Descriptive statistics of study characteristics

Main analyses

Regression model results are reported in table 2 and figures 1 and 2. Only three domains showed changes over time. Preregistration (OR=1.27; 95% CI 1.10, 1.46) and reporting of adverse events (OR=1.32; 95% CI 1.11, 1.56) have both become more common. Fewer studies over time have indicated that the app under study was available in the iOS and/or Android stores (OR=0.78; 95% CI 0.64, 0.96). The remaining study characteristics did not show changes over time.

Change in continuous study quality features over time. FU Length, postrandomisation follow-up length in months; REM, racial/ethnic minority participants.

Change in dichotomous study quality features over time. RoB items 1 through 5: sequence generation, allocation concealment, blinding of personnel, blinding of outcome/self-report and use of intention-to-treat (ITT) analysis, respectively. % No Treatment indicates the percentage of trials that used a no treatment control condition, comprising a waitlist or assessment only condition. k indicates the number of studies. AE, adverse event; REM, racial/ethnic minority participants; RoB, Risk of Bias.

Ordinary least squares and logistic regression results examining changes in study characteristics over time

Sensitivity analyses

Outliers were detected for total sample size (three high outliers), attrition rate (one high outlier) and follow-up length (three high outliers). Significance tests were unchanged in this sensitivity analysis. Mirroring the primary analysis, there was no evidence for improvements in these study characteristics over time (table 3).

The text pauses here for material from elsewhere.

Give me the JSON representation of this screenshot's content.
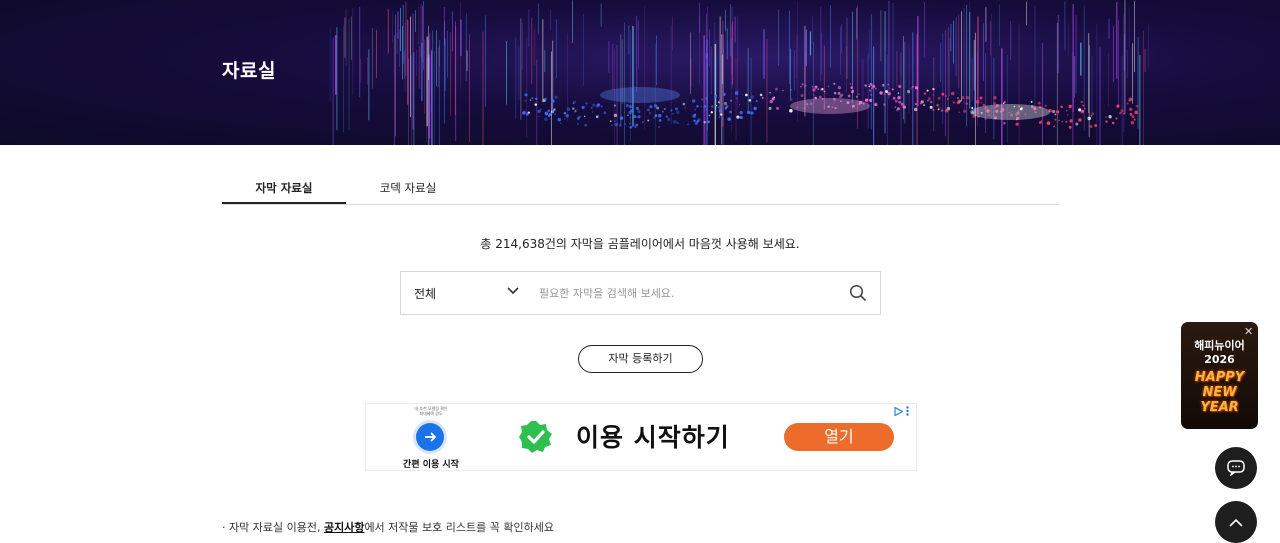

Sensitivity analysis with outliers removed

Results were generally similar in a sensitivity analysis that excluded three early high-quality studies (published between 2011 and 2023). Preregistration (OR=1.45; 95% CI 1.22, 1.71) and reporting of adverse events (OR=1.31; 95% CI 1.10, 1.56) were again more common over time. Reporting that the app under study is available in the iOS and/or Android stores was again less common over time (OR=0.79; 95% CI 0.64, 0.98). In this sensitivity analysis, use of modern missing data methods (OR=1.22; 95% CI 1.04, 1.42) and likelihood of a study being rated as low risk of bias through use of ITT analyses (OR=1.20, 95% CI 1.03, 1.39) became more common over time. The remaining characteristics did not show changes over time (see online supplemental table 1).

Discussion

We examined the methodological rigour of trials evaluating apps for depression or anxiety and whether quality has improved over time. We included 176 RCTs conducted between 2011 and 2023 identified in the most recent review.2 We examined the association between publication year and 20 facets of study quality, encompassing indicators of risk of bias, participant diversity, study design features and app accessibility measures. In our primary analyses, three statistically significant associations were found, indicating an increase in trial preregistration and reporting of adverse events, and a decrease in studies reporting the app under study is available for iOS and/or Android. There was evidence that use of modern methods to handle missing data and low risk of bias related to using ITT (rather than completer) analyses was increasing in sensitivity analyses that removed three early high-quality trials. Overall, findings provide limited evidence indicative of improvements in the quality of clinical trials of mental health apps in some domains, reinforcing concerns about the state of the evidence in this field and highlighting urgent need for change.5 11 27 28

It is promising to observe an increase in the preregistration of clinical trials of mental health apps. Preregistration is crucial for helping to mitigate biases and selective reporting, ultimately enhancing the reliability, replicability and trustworthiness of findings regarding the clinical benefits of mental health apps. This trend also aligns with broader patterns of increased preregistration observed across medicine and psychology.29 30 We suspect that there may be a few reasons for this shift. Researchers may have become more aware of and receptive to open science principles, possibly driven by the replication crisis observed across numerous scientific fields.31 32 Alternatively, the increase could be driven by the growing number of high-impact scientific journals that now mandate trial preregistration as a condition of publication, or to the pressures from ethical, institutional or funding bodies encouraging preregistration to ensure the robustness and rigour of the research they support.31 Whatever the reason, this is an encouraging trend that should enhance the transparency and reproducibility of clinical trials for mental health apps.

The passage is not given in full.